Shortly after last year’s bonus round I was having lunch with the boss of an investment firm. He told me how he heard a handful of staff had been grumbling about what, by most people’s standards, were still extraordinary pay packages. He called them into his office and told them that, since they were unhappy, they should “Just Go”.
Most of them packed their things and left the firm. But the next day one came back and said he had been misunderstood. My interlocutor said he hadn’t misunderstood him at all. The employee clearly felt he was worth more than he was paid. He should take his luck and go elsewhere as he clearly didn’t have his heart in his current job. He should “Just Go”. And he duly did.
These words “Just Go” stuck in my mind because financial services bosses use them far too rarely. My lunch companion was perhaps an exception because his family is a big shareholder in his firm. Most other bosses are stewards for shareholders – and normally not terribly good stewards at that.

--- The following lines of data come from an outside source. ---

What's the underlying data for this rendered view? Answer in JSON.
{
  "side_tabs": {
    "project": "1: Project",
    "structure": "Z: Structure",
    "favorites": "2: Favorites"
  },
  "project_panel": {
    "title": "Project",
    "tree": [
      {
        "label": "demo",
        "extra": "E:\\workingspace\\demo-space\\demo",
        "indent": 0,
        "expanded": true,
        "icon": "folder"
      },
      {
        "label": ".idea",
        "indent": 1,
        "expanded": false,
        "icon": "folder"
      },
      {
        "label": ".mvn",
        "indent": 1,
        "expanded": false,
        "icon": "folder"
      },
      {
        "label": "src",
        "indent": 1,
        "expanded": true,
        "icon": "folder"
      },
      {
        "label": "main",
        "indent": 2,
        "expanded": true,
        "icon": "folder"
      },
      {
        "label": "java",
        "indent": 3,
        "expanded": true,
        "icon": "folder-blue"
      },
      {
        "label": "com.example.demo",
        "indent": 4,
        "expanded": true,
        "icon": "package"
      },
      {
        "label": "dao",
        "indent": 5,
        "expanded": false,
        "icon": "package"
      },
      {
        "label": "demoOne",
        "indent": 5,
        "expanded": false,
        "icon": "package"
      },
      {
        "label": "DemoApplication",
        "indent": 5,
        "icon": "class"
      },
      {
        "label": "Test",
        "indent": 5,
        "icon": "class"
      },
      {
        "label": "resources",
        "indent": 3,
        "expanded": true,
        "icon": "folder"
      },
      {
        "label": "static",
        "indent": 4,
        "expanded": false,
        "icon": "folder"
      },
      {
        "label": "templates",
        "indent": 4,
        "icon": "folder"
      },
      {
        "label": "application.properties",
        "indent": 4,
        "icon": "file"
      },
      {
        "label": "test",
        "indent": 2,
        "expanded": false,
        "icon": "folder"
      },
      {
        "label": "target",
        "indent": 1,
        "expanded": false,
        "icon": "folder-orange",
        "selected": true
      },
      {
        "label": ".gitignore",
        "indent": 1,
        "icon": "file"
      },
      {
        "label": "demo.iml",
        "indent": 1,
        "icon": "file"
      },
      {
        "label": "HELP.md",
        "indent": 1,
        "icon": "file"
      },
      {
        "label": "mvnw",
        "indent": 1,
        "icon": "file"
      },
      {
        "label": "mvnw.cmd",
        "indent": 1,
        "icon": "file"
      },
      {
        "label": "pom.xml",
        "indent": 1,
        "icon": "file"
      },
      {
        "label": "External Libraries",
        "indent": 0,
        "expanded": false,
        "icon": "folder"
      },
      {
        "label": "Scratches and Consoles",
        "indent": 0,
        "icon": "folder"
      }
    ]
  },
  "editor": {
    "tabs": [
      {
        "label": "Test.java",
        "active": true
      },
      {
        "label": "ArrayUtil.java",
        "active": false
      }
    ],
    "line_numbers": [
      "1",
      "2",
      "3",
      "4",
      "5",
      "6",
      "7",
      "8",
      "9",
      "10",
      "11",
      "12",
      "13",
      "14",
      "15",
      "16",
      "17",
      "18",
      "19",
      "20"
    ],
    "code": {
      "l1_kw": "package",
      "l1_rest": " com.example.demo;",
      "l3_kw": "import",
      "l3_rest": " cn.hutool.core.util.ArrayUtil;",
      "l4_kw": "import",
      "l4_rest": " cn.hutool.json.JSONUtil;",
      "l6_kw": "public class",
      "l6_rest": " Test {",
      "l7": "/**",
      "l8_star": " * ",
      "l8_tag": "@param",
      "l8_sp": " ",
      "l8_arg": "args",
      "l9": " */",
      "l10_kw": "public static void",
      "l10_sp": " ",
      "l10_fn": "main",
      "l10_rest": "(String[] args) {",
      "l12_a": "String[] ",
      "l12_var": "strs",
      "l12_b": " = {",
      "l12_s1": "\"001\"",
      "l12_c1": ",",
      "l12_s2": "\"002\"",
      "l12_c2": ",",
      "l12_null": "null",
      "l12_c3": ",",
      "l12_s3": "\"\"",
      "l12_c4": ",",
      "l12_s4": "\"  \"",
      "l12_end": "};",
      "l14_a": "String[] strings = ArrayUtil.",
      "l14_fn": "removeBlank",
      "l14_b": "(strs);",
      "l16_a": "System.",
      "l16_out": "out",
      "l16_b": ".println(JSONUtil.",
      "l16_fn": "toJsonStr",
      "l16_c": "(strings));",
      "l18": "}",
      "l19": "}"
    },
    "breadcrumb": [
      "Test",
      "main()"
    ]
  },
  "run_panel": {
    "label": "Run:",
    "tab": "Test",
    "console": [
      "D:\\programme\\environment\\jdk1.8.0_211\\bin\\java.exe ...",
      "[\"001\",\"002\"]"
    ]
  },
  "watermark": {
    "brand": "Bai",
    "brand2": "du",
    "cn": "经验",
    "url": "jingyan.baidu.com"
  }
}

Of course, banking and investment bosses do have some equity in their firms but typically they don’t act like owners. They want to get paid a huge amount themselves. They also want to be surrounded by a phalanx of fawning minions who tell them they are masters of the universe. That boosts their egos. The best way of achieving that is to pay their minions millions, even if it costs the shareholders.
During the bubble years, pay in the financial services industry went through the roof. It wasn’t just for the stars either. Fairly ordinary middle-ranking bankers raked it in. Even after the bubble burst, pay has taken a long time to come down. The 2007 bonus round was a record. Although pay was reined in after Lehman Brothers went bust in 2008, it rebounded the following year.